Body language is a very important dimension to understand others. Currently, the visually challenged are deprived of this important aspect. The idea of this hack is leverage technology to determine one important aspect of body language which is "facial expression", and using it to determine the human emotion. This emotion is conveyed to the visually challenged person via a medium (like voice) they can understand.
What it does
We have built a multimedia app that will recognize face expression and determine the emotions of the person(s) over video chat. The emotions inferred are - happy, sad, anger and neutral - and this is conveyed to the visually challenged person as an augmented voice.
How it will be built
In this hack, we use several open source components for multimedia chat, computer vision and machine learning.
- Build real time communication capabilities using WebRTC components.
- Build using computer vision libraries, detect faces, extract facial expression. We have used OpenCV in Python.
- Use publicly available data sets with annotated facial expression to build and run the classification algorithms based on neural network. The output of the algorithm will create a marshalled (or pickled) object of facial expression detection.

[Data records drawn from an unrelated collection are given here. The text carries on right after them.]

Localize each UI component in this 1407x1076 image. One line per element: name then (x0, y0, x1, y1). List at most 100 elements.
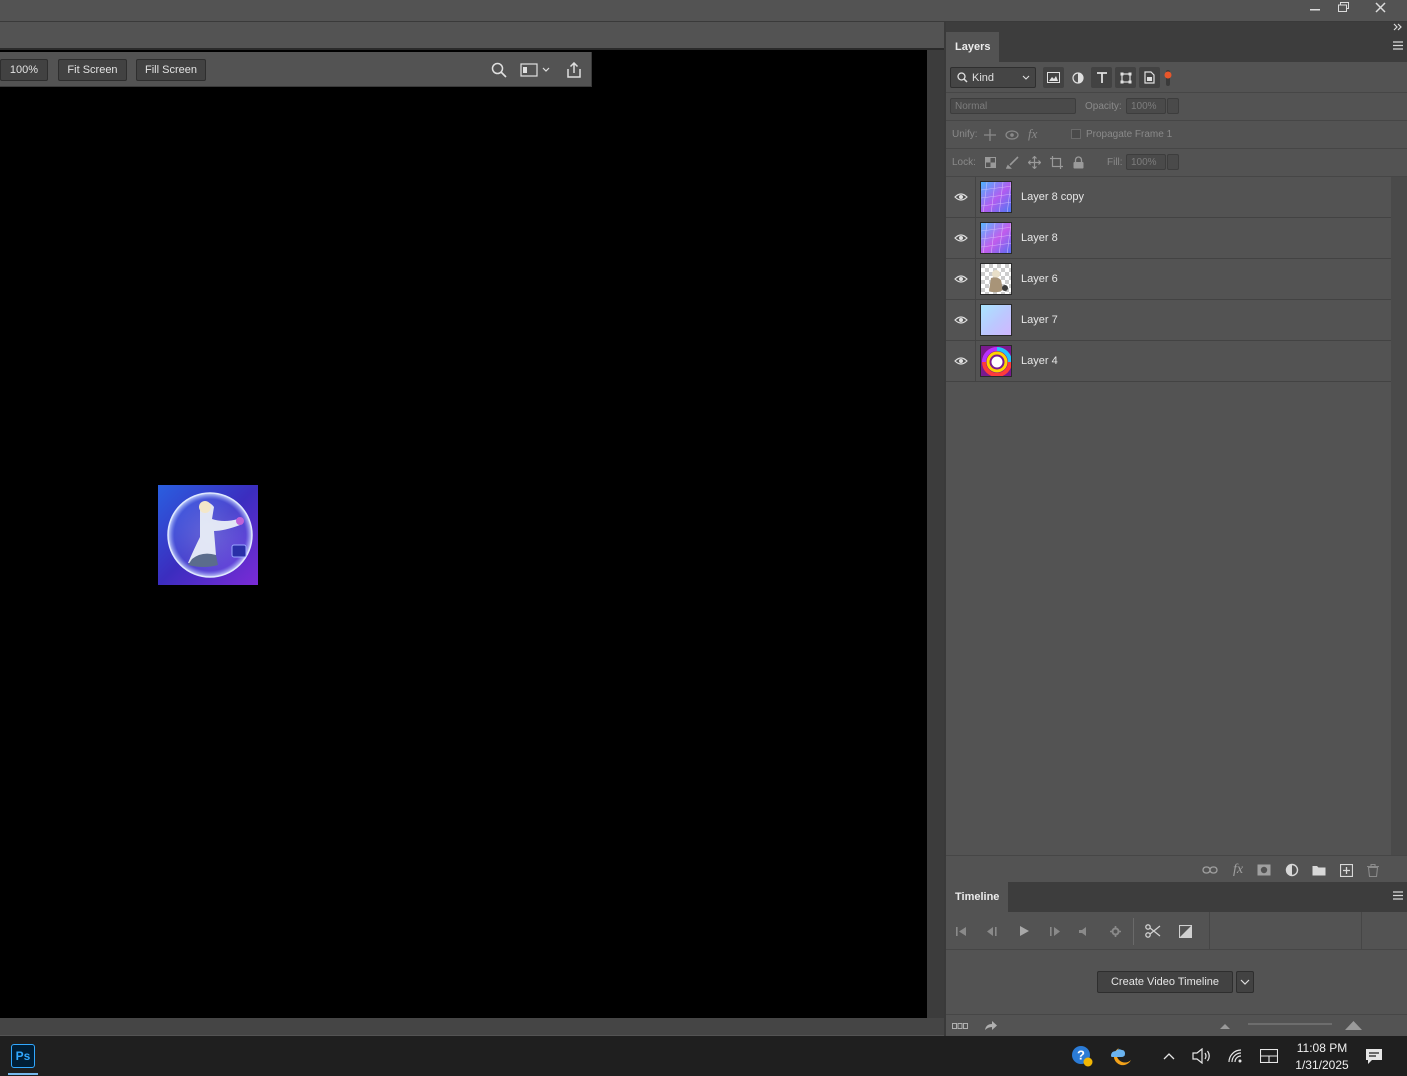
create-video-timeline-button[interactable]: Create Video Timeline (1097, 971, 1233, 993)
filter-adjustment-icon[interactable] (1067, 67, 1088, 88)
show-hidden-icons-chevron-icon[interactable] (1158, 1046, 1180, 1066)
timeline-footer (946, 1014, 1407, 1036)
lock-position-icon[interactable] (1028, 156, 1041, 169)
visibility-eye-icon[interactable] (946, 259, 976, 299)
layer-row[interactable]: Layer 6 (946, 259, 1391, 300)
audio-icon[interactable] (1075, 923, 1091, 939)
blend-mode-row: Normal Opacity: 100% (946, 93, 1407, 121)
keyboard-layout-icon[interactable] (1258, 1046, 1280, 1066)
chevron-down-icon (1022, 75, 1030, 80)
options-bar (0, 22, 944, 50)
link-layers-icon[interactable] (1202, 862, 1218, 878)
trash-icon[interactable] (1365, 862, 1381, 878)
render-video-icon[interactable] (984, 1020, 998, 1031)
settings-gear-icon[interactable] (1107, 923, 1123, 939)
layers-panel-header: Layers (946, 32, 1407, 62)
photoshop-app-icon[interactable]: Ps (11, 1044, 35, 1068)
active-app-indicator (8, 1073, 38, 1075)
layer-name[interactable]: Layer 7 (1021, 314, 1058, 326)
panel-menu-icon[interactable] (1393, 41, 1403, 51)
weather-icon[interactable] (1109, 1046, 1131, 1066)
minimize-button[interactable] (1301, 0, 1329, 14)
filter-type-icon[interactable] (1091, 67, 1112, 88)
zoom-in-mountain-icon[interactable] (1345, 1020, 1362, 1030)
blend-mode-select[interactable]: Normal (950, 98, 1076, 114)
filter-shape-icon[interactable] (1115, 67, 1136, 88)
timeline-type-dropdown[interactable] (1236, 971, 1254, 993)
layer-name[interactable]: Layer 8 (1021, 232, 1058, 244)
layer-row[interactable]: Layer 4 (946, 341, 1391, 382)
opacity-field[interactable]: 100% (1126, 98, 1166, 114)
layer-name[interactable]: Layer 8 copy (1021, 191, 1084, 203)
opacity-dropdown[interactable] (1167, 98, 1179, 114)
unify-visibility-icon[interactable] (1005, 128, 1019, 142)
lock-artboard-icon[interactable] (1050, 156, 1063, 169)
document-canvas[interactable] (0, 50, 927, 1018)
lock-image-pixels-icon[interactable] (1006, 156, 1019, 169)
restore-button[interactable] (1329, 0, 1357, 14)
help-icon[interactable]: ? (1071, 1046, 1093, 1067)
system-clock[interactable]: 11:08 PM 1/31/2025 (1290, 1040, 1354, 1074)
next-frame-icon[interactable] (1047, 923, 1063, 939)
propagate-checkbox[interactable] (1071, 129, 1081, 139)
fill-screen-button[interactable]: Fill Screen (136, 59, 206, 81)
frame-animation-icon[interactable] (952, 1023, 968, 1029)
workspace-layout-icon[interactable] (518, 60, 540, 80)
unify-style-icon[interactable]: fx (1028, 126, 1037, 142)
new-group-folder-icon[interactable] (1311, 862, 1327, 878)
volume-icon[interactable] (1191, 1046, 1213, 1066)
play-icon[interactable] (1016, 923, 1032, 939)
minimize-icon (1310, 9, 1320, 11)
transition-icon[interactable] (1177, 923, 1193, 939)
notifications-icon[interactable] (1363, 1046, 1385, 1066)
layer-row[interactable]: Layer 8 copy (946, 177, 1391, 218)
adjustment-layer-icon[interactable] (1284, 862, 1300, 878)
tab-layers[interactable]: Layers (946, 32, 1000, 62)
close-icon (1374, 1, 1386, 13)
layer-name[interactable]: Layer 4 (1021, 355, 1058, 367)
unify-position-icon[interactable] (983, 128, 997, 142)
share-icon[interactable] (563, 60, 585, 80)
filter-kind-select[interactable]: Kind (950, 67, 1036, 88)
filter-smart-object-icon[interactable] (1139, 67, 1160, 88)
visibility-eye-icon[interactable] (946, 177, 976, 217)
zoom-percent-button[interactable]: 100% (0, 59, 48, 81)
fill-field[interactable]: 100% (1126, 154, 1166, 170)
layer-row[interactable]: Layer 8 (946, 218, 1391, 259)
double-chevron-right-icon[interactable] (1393, 23, 1402, 31)
canvas-horizontal-scrollbar[interactable] (0, 1018, 944, 1035)
fill-dropdown[interactable] (1167, 154, 1179, 170)
add-mask-icon[interactable] (1256, 862, 1272, 878)
visibility-eye-icon[interactable] (946, 300, 976, 340)
chevron-down-icon[interactable] (540, 60, 552, 80)
fit-screen-button[interactable]: Fit Screen (58, 59, 127, 81)
zoom-out-mountain-icon[interactable] (1220, 1023, 1230, 1029)
layer-name[interactable]: Layer 6 (1021, 273, 1058, 285)
go-to-first-frame-icon[interactable] (953, 923, 969, 939)
layers-scrollbar[interactable] (1391, 177, 1407, 855)
canvas-vertical-scrollbar[interactable] (927, 50, 944, 1018)
split-scissors-icon[interactable] (1145, 923, 1161, 939)
lock-all-icon[interactable] (1073, 156, 1084, 169)
filter-pixel-icon[interactable] (1043, 67, 1064, 88)
visibility-eye-icon[interactable] (946, 218, 976, 258)
wifi-icon[interactable] (1225, 1046, 1247, 1066)
layer-style-fx-icon[interactable]: fx (1230, 862, 1246, 878)
layer-row[interactable]: Layer 7 (946, 300, 1391, 341)
svg-text:?: ? (1077, 1048, 1085, 1063)
panel-menu-icon[interactable] (1393, 891, 1403, 901)
lock-transparent-icon[interactable] (985, 157, 996, 168)
previous-frame-icon[interactable] (984, 923, 1000, 939)
filter-toggle-icon[interactable] (1162, 67, 1174, 88)
search-icon[interactable] (488, 60, 510, 80)
windows-taskbar: Ps ? 11:08 PM 1/31/2025 (0, 1036, 1407, 1076)
canvas-artwork (158, 485, 258, 585)
tab-timeline[interactable]: Timeline (946, 882, 1009, 912)
panel-collapse-bar[interactable] (946, 22, 1407, 32)
visibility-eye-icon[interactable] (946, 341, 976, 381)
close-button[interactable] (1366, 0, 1394, 14)
clock-time: 11:08 PM (1296, 1041, 1348, 1055)
new-layer-icon[interactable] (1338, 862, 1354, 878)
timeline-zoom-slider[interactable] (1248, 1023, 1332, 1025)
clock-date: 1/31/2025 (1295, 1058, 1349, 1072)
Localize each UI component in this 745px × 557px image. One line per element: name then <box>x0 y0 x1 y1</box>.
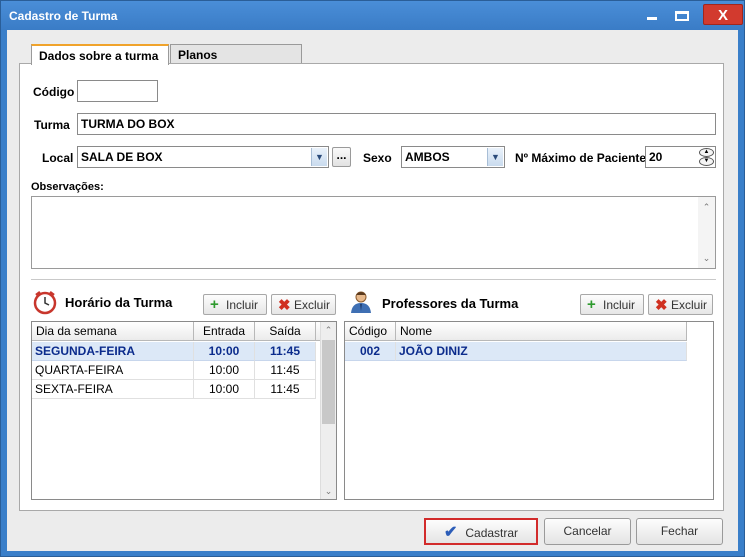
cell-dia: SEXTA-FEIRA <box>32 380 194 399</box>
professores-title: Professores da Turma <box>382 296 519 311</box>
section-divider <box>31 279 716 280</box>
table-row[interactable]: QUARTA-FEIRA 10:00 11:45 <box>32 361 316 380</box>
tab-planos-relacionados[interactable]: Planos relacionados <box>170 44 302 76</box>
title-bar[interactable]: Cadastro de Turma X <box>1 1 744 30</box>
turma-input[interactable]: TURMA DO BOX <box>77 113 716 135</box>
scroll-down-icon[interactable]: ⌄ <box>698 250 715 266</box>
horario-scrollbar[interactable]: ⌃ ⌄ <box>320 322 336 499</box>
scroll-down-icon[interactable]: ⌄ <box>321 483 336 499</box>
horario-grid[interactable]: Dia da semana Entrada Saída SEGUNDA-FEIR… <box>31 321 337 500</box>
cell-entrada: 10:00 <box>194 380 255 399</box>
tab-dados-sobre-a-turma[interactable]: Dados sobre a turma <box>31 44 169 65</box>
cancelar-button[interactable]: Cancelar <box>544 518 631 545</box>
observacoes-label: Observações: <box>31 181 104 193</box>
local-ellipsis-button[interactable]: ... <box>332 147 351 167</box>
local-value: SALA DE BOX <box>81 150 163 164</box>
cell-saida: 11:45 <box>255 380 316 399</box>
local-label: Local <box>42 151 74 165</box>
codigo-label: Código <box>33 85 75 99</box>
chevron-down-icon[interactable]: ▼ <box>487 148 503 166</box>
horario-title: Horário da Turma <box>65 295 173 310</box>
professores-incluir-button[interactable]: + Incluir <box>580 294 644 315</box>
fechar-button[interactable]: Fechar <box>636 518 723 545</box>
column-header-dia[interactable]: Dia da semana <box>32 322 194 341</box>
chevron-down-icon[interactable]: ▼ <box>311 148 327 166</box>
professores-grid-header: Código Nome <box>345 322 687 341</box>
close-button[interactable]: X <box>703 4 743 25</box>
professores-grid[interactable]: Código Nome 002 JOÃO DINIZ <box>344 321 714 500</box>
minimize-button[interactable] <box>639 4 665 25</box>
maximize-icon <box>675 10 689 21</box>
spin-down-icon[interactable]: ▼ <box>699 157 714 166</box>
cadastrar-button[interactable]: ✔ Cadastrar <box>424 518 538 545</box>
sexo-value: AMBOS <box>405 150 450 164</box>
table-row[interactable]: SEGUNDA-FEIRA 10:00 11:45 <box>32 342 316 361</box>
professores-excluir-button[interactable]: ✖ Excluir <box>648 294 713 315</box>
horario-incluir-button[interactable]: + Incluir <box>203 294 267 315</box>
alarm-clock-icon <box>33 291 57 315</box>
x-icon: ✖ <box>655 297 668 314</box>
cell-saida: 11:45 <box>255 342 316 361</box>
cell-dia: SEGUNDA-FEIRA <box>32 342 194 361</box>
horario-excluir-button[interactable]: ✖ Excluir <box>271 294 336 315</box>
horario-incluir-label: Incluir <box>226 298 259 312</box>
checkmark-icon: ✔ <box>443 524 458 541</box>
horario-grid-header: Dia da semana Entrada Saída <box>32 322 322 341</box>
column-header-entrada[interactable]: Entrada <box>194 322 255 341</box>
sexo-select[interactable]: AMBOS ▼ <box>401 146 505 168</box>
cell-entrada: 10:00 <box>194 342 255 361</box>
dialog-client: Dados sobre a turma Planos relacionados … <box>7 30 738 551</box>
cell-codigo: 002 <box>345 342 396 361</box>
max-pacientes-spinner[interactable]: 20 ▲ ▼ <box>645 146 716 168</box>
x-icon: ✖ <box>278 297 291 314</box>
horario-excluir-label: Excluir <box>294 298 331 312</box>
scroll-up-icon[interactable]: ⌃ <box>321 322 336 338</box>
dialog-window: Cadastro de Turma X Dados sobre a turma … <box>0 0 745 557</box>
max-pacientes-value: 20 <box>649 150 663 164</box>
column-header-saida[interactable]: Saída <box>255 322 316 341</box>
table-row[interactable]: 002 JOÃO DINIZ <box>345 342 687 361</box>
cell-entrada: 10:00 <box>194 361 255 380</box>
cell-dia: QUARTA-FEIRA <box>32 361 194 380</box>
minimize-icon <box>647 17 657 21</box>
local-select[interactable]: SALA DE BOX ▼ <box>77 146 329 168</box>
table-row[interactable]: SEXTA-FEIRA 10:00 11:45 <box>32 380 316 399</box>
max-pacientes-label: Nº Máximo de Paciente <box>515 151 647 165</box>
sexo-label: Sexo <box>363 151 392 165</box>
column-header-codigo[interactable]: Código <box>345 322 396 341</box>
spinner-arrows-icon[interactable]: ▲ ▼ <box>699 148 714 166</box>
maximize-button[interactable] <box>669 4 695 25</box>
codigo-input[interactable] <box>77 80 158 102</box>
plus-icon: + <box>210 296 219 313</box>
person-icon <box>351 291 371 313</box>
professores-incluir-label: Incluir <box>603 298 636 312</box>
observacoes-textarea[interactable]: ⌃ ⌄ <box>31 196 716 269</box>
window-title: Cadastro de Turma <box>9 9 118 23</box>
spin-up-icon[interactable]: ▲ <box>699 148 714 157</box>
cell-saida: 11:45 <box>255 361 316 380</box>
scroll-up-icon[interactable]: ⌃ <box>698 199 715 215</box>
tab-panel: Código Turma TURMA DO BOX Local SALA DE … <box>19 63 724 511</box>
observacoes-scrollbar[interactable]: ⌃ ⌄ <box>698 197 715 268</box>
plus-icon: + <box>587 296 596 313</box>
cadastrar-label: Cadastrar <box>465 526 519 540</box>
scrollbar-thumb[interactable] <box>322 340 335 424</box>
cell-nome: JOÃO DINIZ <box>396 342 687 361</box>
column-header-nome[interactable]: Nome <box>396 322 687 341</box>
professores-excluir-label: Excluir <box>671 298 708 312</box>
turma-label: Turma <box>34 118 70 132</box>
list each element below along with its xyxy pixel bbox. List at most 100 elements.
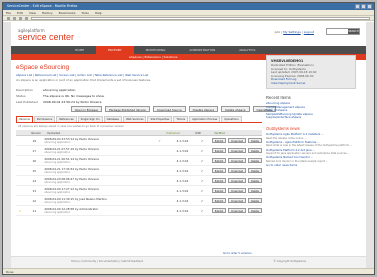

- Build an app that will fetch each frame from the camera, determine the facial expression and map it to the emotions - happy, sad, anger or neutral, and send it as text to the receiver in peer-to-peer network. For the purpose of the hack, we will create a simple socket connection and periodically sent the emotions as a textual input to the receiver. 5 The receiver app will be built to receive the inferred emotion as textual input and will convey it as an augmented voice.
Challenges we ran into
- Performance of our app, in detecting facial expressing at near real-time. The processing of frames from webcam to determine the facial expression is a resource intensive task. We had to tune this.
- The facial expression may change very soon in real life, we don't want to overwhelm the user with continuously conveying the emotions. We decided to send the emotion only when the user expression changed for a reasonable duration. Determining this duration and ignoring temporal values was a challenge.
Accomplishments that we're proud of
- Hacking again for #InMobi, which is ranked 14th most innovative company in the world.
- Using technology to help people understand other humans, by augmenting emotions in multimedia chat
- Our facial expression detection and thereby inferring emotions is on "live video" feed, unlike other hacks which focus on static images.
- We run this on our laptops with basic configuration and not needing server class machine. ## What we learned Working with severe time constraints, co-ordination and integration is points of failure.
What's next for EmoSense for Visually Impaired
This app can be cheated if we place a high resolution image of the person. Given more time, we would have wanted to augment this with other inputs like reading pulse of the person.